Nearly a year after President Obama convened a meeting of energy experts to solicit ideas on how his administration can make progress on clean energy through executive actions, the group has produced a report with 200 recommendations.
Prepared by the Center for the New Energy Economy at Colorado State University headed by former Colorado Governor Bill Ritter — the report focuses on five areas for action by the executive branch: doubling energy efficiency, renewable energy finance, measures to produce natural gas more responsibly and with less pollution, spurring development of alternative fuels and vehicles, and modernizing regulation of electric utilities in the face of advances in technology.
In an oblique rebuke to the Obama administration’s emphasis on an “all of the above” energy strategy, the report recommends that the executive should support “best of the above” energy sources, using an analysis that includes “counting the full costs of various energy choices, including pollution and health care costs that have been ‘externalized’ in the past.”
That suggestion comes on the heels of a group of environmental organizations publicly breaking with the administration on its “all of the above” energy policy. In a strongly worded letter to the president on January 16, leaders of 18 environmental groups urged Obama to apply a “climate impact lens” to decisions on new fossil fuel development. “We believe that continued reliance on an ‘all of the above’ energy strategy would be fundamentally at odds with your goal of cutting carbon pollution and would undermine our nation’s capacity to respond to the threat of climate disruption.”
In response, senior White House adviser John Podesta — who recently left his post as chairman of the Center For American Progress to serve as a presidential counselor — expressed “surprise” at the January 16 letter and defended the president’s climate action plan. “The President has been leading the transition, to low-carbon energy sources, and understands the need to consider a balanced approach to all forms of energy development, including oil and gas production,” Podesta wrote to the environmental leaders.
The release of the Center for the New Energy Economy report comes at an opportune time for the Obama administration, where Podesta has begun to focus on ways to ramp up the fight against climate change through executive actions that don’t require the approval of Congress.
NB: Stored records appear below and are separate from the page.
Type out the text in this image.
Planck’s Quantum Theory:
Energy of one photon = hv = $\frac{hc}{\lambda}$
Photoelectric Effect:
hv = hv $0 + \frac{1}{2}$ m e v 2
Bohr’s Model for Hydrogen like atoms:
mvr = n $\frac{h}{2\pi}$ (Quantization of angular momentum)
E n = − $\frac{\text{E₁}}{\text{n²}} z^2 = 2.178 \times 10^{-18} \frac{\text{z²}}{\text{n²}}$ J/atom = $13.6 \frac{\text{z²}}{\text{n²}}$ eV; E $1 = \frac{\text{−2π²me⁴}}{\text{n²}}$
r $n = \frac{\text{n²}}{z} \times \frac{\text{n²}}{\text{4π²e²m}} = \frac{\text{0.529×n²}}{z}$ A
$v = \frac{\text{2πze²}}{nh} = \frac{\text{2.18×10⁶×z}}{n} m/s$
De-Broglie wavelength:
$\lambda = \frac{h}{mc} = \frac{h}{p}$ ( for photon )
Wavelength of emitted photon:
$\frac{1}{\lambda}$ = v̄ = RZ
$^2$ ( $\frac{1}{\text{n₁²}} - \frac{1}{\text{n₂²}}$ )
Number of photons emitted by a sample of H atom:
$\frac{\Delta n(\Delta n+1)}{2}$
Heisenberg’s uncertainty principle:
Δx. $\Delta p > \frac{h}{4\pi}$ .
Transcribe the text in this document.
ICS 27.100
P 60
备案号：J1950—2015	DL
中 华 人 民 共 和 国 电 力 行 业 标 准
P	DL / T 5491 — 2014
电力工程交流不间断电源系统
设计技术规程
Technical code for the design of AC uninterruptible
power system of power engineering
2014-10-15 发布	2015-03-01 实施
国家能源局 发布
The Center for the New Energy Economy report also recommends that the Bureau of Land Management, which oversees energy development on federal lands, take strong actions to ensure that natural gas production is done more responsibly. The report said the BLM must require that natural gas producers “use and demonstrate the best available technologies and practices on federal lands, including full disclosure of hydraulic fracturing agents, zero tolerance for methane leaks, sound water management and minimal land disturbance.” The executive branch should also work closely with states to develop a “nationwide methane reduction strategy,” the report urged.